– «Матерью моей гребуешь?» – не то всхлипнул, не то выкрикнул Илья Ильич. От этого звонкого материнского «гребуешь» сердце вдруг пронзила дикая боль. Он сильно, наотмашь ударил Ирину по щеке. Раз, другой, третий. Она упала на колени. И тогда только опомнился. Бросил на нее шубу. Ушел не оглядываясь. Ночевать поехал в Заречье. Долго обметал снег с ботинок. Возился с плохоньким французским замком. Страшно ему было. Он вошел. Лег не раздеваясь на материну кровать. Панцирная сетка мягко осела. «Как в люльке», – подумал Илья Ильич. В сумерках тускло блестел никель шишечек на спинке. Белел подзор. Крахмальный. Кружевной. На потолке змеились трещины. Как в детстве, различал оленя, старика с бородой. Ночью проснулся от стука щеколды. «Кто это?» – подумал испуганно спросонья. Таким условным стуком мог стучаться только свой. Он выглянул в окно. В лунном свете увидел солдата в шинели. И дрогнуло, и покатилось сердце вниз. «Отец!» Он вышел в сени. Непослушными руками впотьмах долго искал крючок. «Папа, открой!» услышал родной голос сына.

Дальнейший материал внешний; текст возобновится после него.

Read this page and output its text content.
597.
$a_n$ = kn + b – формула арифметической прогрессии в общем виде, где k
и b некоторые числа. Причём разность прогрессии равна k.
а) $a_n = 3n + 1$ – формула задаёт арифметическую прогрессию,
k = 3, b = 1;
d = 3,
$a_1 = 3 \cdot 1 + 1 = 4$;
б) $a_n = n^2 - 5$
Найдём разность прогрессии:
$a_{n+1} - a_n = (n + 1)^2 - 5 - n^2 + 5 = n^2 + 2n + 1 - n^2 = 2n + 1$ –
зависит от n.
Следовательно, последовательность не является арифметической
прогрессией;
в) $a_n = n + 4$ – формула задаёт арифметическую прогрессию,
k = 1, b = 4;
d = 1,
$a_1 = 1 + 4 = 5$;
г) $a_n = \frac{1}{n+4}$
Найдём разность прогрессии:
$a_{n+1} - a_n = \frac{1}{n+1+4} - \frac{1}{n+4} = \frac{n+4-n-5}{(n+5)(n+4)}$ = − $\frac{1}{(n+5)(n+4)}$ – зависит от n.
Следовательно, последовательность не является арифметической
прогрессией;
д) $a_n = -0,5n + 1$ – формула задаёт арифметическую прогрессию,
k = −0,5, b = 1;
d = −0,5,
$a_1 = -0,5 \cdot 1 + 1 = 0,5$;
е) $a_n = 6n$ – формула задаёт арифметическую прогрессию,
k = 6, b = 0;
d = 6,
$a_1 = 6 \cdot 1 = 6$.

Бессильно прислонился к косяку. Грубый ворс шинели пах морозом. Казенным жильем. Спать улеглись рядом. Сын заботливо подоткнул ему одеяло. Прижал к своему плечу. «Ты поплачь, папа. Поплачь. Так надо. Так легче будет», – шептал в самое ухо. Гладил по голове. Илье Ильичу казалось, что это его отец.
Утром вместе долго перебирали материно белье, платья. Никак не могли решить, в чем хоронить. Все было старенькое. Штопаное-перештопаное. Латаное-перелатаное. Санька сжал кулаки. Крикнул прерывистым голосом:
– Ненавижу. Слышишь! С детства ненавижу это. Помнишь, мне дед на день рождения немецкую железную дорогу подарил. Собрали. Завели. Все ахают. А она машинку принесла. Маленькую. Дешевенькую. Увидела эту железную дорогу. Смутилась. Начала передо мной оправдываться. Извиняться. Мне так ее жалко стало. Я взял и все рельсы погнул. Мать меня в угол поставила. Помнишь?
Илья Ильич сидел, сгорбившись, на кровати. Руки бессильно повисли меж колен. Стыд. Нестерпимый стыд жег его. За себя. За эту жизнь.